Meloni ostrzega przed Rosją: Musimy być gotowi
Rosja stanowi większe zagrożenie dla bezpieczeństwa Unii Europejskiej niż dla jej obronności, ponieważ może wykorzystywać nielegalną imigrację i inne problemy do osłabiania bloku UE, stwierdziła w niedzielę premier Włoch Giorgia Meloni.
W północnym regionie Finlandii, Laponii, odbyło się spotkanie przywódców Finlandii, Włoch, Szwecji, Grecji oraz wysokiego przedstawiciela UE ds. zagranicznych, poświęcone wyzwaniom bezpieczeństwa w Europie Północnej i regionie Morza Śródziemnego oraz problemowi migracji z Europy Południowej.
Premier Włoch Giorgia Meloni zwróciła uwagę na konieczność szerokiego spojrzenia na zagrożenia dla Unii Europejskiej, podkreślając, że nie kończą się one na konflikcie w Ukrainie.
„Zagrożenie dotyczy naszej demokracji, opinii publicznej, sytuacji w Afryce, surowców oraz instrumentalizacji migracji” – powiedziała Meloni. Wezwała UE do skuteczniejszej ochrony granic i przeciwdziałania manipulacjom przepływem migrantów, zarówno ze strony Rosji, jak i organizacji przestępczych.

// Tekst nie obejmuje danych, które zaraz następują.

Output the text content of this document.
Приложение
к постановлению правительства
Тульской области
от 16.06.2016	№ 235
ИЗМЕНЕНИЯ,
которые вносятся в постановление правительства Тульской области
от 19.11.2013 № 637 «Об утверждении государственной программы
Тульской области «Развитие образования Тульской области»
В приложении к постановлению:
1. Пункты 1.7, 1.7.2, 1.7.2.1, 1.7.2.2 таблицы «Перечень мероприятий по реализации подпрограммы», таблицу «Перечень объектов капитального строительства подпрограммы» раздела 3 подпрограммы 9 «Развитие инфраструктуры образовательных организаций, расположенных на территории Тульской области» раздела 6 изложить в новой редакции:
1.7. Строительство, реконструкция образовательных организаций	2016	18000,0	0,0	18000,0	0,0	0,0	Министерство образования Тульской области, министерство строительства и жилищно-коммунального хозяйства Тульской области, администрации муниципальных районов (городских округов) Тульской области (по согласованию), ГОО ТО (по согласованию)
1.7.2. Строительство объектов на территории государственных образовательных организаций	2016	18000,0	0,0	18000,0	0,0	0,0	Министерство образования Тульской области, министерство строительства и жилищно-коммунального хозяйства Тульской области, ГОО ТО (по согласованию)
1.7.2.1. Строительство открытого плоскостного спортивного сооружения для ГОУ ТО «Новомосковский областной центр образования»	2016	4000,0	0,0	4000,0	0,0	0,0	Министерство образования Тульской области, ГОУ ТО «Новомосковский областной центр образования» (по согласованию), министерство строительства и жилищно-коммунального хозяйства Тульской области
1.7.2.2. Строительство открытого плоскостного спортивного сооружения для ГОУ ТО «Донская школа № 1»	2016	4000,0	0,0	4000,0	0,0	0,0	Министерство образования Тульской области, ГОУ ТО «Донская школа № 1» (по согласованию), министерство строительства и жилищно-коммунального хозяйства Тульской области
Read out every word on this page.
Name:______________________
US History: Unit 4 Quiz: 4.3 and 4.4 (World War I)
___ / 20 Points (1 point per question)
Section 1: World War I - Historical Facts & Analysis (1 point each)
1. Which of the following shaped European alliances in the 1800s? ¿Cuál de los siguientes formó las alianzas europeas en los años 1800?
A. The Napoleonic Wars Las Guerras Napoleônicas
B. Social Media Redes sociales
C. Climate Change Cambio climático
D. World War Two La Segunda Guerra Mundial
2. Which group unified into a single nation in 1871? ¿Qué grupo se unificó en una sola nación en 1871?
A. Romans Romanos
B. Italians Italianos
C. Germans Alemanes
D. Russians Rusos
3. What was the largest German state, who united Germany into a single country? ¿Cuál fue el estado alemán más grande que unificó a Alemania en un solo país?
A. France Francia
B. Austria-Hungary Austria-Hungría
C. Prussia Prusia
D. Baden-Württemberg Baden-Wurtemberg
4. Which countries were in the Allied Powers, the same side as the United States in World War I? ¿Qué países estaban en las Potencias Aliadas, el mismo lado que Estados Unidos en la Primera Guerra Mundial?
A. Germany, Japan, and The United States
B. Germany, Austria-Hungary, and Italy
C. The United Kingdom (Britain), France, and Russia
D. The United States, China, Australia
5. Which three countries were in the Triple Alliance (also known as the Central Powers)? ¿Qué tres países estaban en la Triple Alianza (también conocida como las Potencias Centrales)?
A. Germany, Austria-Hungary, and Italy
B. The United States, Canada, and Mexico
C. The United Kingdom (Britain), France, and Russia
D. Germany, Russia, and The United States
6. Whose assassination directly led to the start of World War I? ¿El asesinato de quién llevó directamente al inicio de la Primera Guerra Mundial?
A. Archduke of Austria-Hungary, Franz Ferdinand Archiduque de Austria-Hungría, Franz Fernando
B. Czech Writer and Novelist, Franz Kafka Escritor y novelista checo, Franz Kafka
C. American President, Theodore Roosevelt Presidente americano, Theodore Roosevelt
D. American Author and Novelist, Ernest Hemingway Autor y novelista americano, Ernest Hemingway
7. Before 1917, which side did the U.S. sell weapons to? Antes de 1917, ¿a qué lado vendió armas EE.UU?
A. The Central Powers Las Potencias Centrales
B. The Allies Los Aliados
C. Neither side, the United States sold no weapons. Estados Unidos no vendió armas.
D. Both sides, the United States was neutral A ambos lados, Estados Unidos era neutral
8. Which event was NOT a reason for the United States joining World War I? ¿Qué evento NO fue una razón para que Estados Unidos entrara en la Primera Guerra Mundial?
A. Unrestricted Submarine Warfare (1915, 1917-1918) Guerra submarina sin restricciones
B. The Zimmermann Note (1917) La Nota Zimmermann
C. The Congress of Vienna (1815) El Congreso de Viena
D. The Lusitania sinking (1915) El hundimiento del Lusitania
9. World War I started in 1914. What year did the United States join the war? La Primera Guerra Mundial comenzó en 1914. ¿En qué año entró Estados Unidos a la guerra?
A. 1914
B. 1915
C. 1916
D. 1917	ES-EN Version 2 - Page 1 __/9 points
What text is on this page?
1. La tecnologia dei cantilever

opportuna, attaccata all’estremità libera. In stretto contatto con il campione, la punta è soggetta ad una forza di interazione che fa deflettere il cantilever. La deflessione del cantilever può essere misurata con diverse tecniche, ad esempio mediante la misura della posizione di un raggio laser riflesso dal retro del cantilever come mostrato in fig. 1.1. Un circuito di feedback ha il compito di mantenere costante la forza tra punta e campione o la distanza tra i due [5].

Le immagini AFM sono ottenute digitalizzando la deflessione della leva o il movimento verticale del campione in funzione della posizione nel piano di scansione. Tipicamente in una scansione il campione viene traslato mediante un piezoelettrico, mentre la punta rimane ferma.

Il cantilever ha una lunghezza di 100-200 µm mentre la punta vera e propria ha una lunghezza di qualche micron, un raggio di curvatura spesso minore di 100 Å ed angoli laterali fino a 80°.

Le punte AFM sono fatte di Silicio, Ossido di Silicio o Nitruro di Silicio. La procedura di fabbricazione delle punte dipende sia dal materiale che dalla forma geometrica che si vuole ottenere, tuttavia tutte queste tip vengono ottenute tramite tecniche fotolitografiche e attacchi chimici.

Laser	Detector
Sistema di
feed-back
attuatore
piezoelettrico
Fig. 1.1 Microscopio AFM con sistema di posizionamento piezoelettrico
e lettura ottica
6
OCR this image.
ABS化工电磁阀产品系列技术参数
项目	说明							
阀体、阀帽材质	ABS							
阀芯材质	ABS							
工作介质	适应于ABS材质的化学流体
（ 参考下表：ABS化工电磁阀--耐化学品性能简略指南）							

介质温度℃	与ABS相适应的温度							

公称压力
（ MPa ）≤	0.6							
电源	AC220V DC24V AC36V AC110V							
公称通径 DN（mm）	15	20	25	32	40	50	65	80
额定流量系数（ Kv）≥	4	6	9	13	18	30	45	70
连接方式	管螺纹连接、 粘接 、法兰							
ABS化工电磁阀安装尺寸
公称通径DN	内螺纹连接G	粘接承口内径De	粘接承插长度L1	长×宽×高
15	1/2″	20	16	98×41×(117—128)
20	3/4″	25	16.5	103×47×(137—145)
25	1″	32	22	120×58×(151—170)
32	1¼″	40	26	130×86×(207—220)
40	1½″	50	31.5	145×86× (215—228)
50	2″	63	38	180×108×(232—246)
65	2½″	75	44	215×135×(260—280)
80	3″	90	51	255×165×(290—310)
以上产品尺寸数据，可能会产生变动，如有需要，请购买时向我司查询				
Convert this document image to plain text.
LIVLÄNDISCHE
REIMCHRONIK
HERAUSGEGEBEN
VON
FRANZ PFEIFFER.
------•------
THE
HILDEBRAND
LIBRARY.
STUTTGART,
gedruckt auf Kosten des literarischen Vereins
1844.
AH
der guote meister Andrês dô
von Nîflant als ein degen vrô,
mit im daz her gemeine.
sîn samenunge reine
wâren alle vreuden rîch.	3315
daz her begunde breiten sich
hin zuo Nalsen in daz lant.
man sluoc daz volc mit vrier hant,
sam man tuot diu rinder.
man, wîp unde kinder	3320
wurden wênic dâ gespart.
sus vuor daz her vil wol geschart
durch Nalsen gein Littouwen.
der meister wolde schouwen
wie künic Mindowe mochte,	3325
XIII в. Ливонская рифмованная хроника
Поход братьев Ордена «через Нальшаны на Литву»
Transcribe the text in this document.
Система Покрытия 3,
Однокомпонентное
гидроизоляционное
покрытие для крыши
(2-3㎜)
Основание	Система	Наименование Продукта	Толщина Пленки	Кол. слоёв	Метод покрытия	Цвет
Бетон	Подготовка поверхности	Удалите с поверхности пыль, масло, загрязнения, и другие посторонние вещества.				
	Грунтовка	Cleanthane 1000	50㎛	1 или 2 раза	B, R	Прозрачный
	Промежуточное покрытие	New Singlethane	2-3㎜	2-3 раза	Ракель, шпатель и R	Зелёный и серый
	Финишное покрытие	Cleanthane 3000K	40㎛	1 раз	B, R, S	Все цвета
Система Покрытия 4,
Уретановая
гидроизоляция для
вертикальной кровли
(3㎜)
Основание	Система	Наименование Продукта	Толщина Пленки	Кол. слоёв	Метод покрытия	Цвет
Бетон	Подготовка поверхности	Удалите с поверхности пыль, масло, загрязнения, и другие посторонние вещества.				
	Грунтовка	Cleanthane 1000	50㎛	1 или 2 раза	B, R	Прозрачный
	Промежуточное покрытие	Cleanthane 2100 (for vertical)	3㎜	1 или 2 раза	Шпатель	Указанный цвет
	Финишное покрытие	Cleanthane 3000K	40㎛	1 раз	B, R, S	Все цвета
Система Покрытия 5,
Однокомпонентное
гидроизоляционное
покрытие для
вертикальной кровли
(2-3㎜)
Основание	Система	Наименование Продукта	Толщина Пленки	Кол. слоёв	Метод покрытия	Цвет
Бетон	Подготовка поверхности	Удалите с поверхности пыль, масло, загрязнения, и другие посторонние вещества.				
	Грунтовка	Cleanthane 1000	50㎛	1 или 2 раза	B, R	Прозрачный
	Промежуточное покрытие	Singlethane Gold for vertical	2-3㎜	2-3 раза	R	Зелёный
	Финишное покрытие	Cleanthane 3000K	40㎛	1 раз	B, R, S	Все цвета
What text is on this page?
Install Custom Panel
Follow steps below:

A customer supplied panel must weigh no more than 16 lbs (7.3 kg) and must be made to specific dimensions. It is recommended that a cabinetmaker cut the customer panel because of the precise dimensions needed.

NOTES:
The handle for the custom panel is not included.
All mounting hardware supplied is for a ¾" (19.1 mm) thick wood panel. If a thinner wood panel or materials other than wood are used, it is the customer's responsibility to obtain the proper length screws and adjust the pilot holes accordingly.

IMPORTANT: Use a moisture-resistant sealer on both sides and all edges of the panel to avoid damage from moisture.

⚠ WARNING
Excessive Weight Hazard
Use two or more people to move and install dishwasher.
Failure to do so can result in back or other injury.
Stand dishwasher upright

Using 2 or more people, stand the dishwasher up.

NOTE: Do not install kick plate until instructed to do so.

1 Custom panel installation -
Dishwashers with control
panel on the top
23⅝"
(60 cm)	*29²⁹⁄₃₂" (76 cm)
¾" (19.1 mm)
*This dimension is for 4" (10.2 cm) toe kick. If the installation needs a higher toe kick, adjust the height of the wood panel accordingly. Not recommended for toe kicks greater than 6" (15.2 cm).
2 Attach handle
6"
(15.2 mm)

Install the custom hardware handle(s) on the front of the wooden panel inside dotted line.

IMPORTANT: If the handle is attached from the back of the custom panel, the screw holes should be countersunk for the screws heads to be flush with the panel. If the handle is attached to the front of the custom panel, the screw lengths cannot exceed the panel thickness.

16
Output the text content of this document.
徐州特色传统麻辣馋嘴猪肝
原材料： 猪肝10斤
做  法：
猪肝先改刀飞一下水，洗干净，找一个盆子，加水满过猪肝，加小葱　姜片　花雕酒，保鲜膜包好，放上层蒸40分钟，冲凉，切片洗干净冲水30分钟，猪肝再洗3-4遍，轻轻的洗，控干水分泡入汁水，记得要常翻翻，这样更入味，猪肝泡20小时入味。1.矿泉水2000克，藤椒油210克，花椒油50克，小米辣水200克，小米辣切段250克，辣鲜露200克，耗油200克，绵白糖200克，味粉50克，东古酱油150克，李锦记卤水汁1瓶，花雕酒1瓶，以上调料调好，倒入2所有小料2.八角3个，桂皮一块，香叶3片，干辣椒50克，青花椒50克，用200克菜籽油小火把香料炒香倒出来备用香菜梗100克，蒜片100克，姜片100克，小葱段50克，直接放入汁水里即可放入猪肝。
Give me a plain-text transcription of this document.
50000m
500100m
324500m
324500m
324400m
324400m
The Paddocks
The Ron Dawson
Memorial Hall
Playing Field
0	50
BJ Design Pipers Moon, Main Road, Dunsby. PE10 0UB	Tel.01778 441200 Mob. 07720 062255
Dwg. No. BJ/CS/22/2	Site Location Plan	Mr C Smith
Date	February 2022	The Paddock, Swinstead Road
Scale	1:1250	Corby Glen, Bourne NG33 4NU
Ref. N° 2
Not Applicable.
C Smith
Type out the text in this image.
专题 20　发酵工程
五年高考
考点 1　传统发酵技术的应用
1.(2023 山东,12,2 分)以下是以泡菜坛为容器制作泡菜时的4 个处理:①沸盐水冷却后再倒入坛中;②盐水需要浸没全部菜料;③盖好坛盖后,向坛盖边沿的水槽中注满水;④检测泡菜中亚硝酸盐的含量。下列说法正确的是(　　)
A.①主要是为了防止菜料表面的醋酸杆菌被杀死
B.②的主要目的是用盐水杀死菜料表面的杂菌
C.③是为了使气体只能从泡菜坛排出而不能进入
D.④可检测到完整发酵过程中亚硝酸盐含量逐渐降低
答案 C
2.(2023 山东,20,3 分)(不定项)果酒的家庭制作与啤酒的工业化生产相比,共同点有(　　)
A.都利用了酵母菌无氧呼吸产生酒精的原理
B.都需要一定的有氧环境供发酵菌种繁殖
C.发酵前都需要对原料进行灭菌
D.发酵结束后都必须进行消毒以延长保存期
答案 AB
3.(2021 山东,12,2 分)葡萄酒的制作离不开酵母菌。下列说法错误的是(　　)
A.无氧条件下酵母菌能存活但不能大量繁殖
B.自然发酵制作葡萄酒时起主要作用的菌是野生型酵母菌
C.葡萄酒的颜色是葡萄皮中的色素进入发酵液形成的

Migracja i bezpieczeństwo granic UE
Państwa członkowskie, takie jak Finlandia i Estonia, oskarżyły Rosję o wykorzystywanie nielegalnej migracji jako narzędzia destabilizacji, pozwalając migrantom z Bliskiego Wschodu i innych regionów przedostawać się na teren UE bez kontroli. Moskwa zaprzecza tym zarzutom. Premier Finlandii Petteri Orpo podkreślił, że zabezpieczenie 1340-kilometrowej granicy z Rosją to kwestia egzystencjalna dla Finlandii, UE i NATO.
Meloni skrytykowała dotychczasowe podejście Unii do migracji, które ograniczało się do debat o solidarności, bez skutecznej ochrony granic.
„Nie możemy pozwolić, aby Rosja czy przestępcze organizacje podważały nasze bezpieczeństwo” – podkreśliła.
Nowe wyzwania dla bezpieczeństwa UE
Meloni zaznaczyła, że bezpieczeństwo UE wymaga bardziej kompleksowego podejścia, obejmującego nie tylko kwestie militarne, ale również krytyczną infrastrukturę, cyberbezpieczeństwo, sztuczną inteligencję, łańcuchy dostaw oraz politykę współpracy międzynarodowej.
Premier Finlandii oraz inni uczestnicy spotkania zgodzili się, że NATO pozostaje kluczowym filarem bezpieczeństwa Europy, jednak UE musi samodzielnie reagować na szerokie spektrum zagrożeń.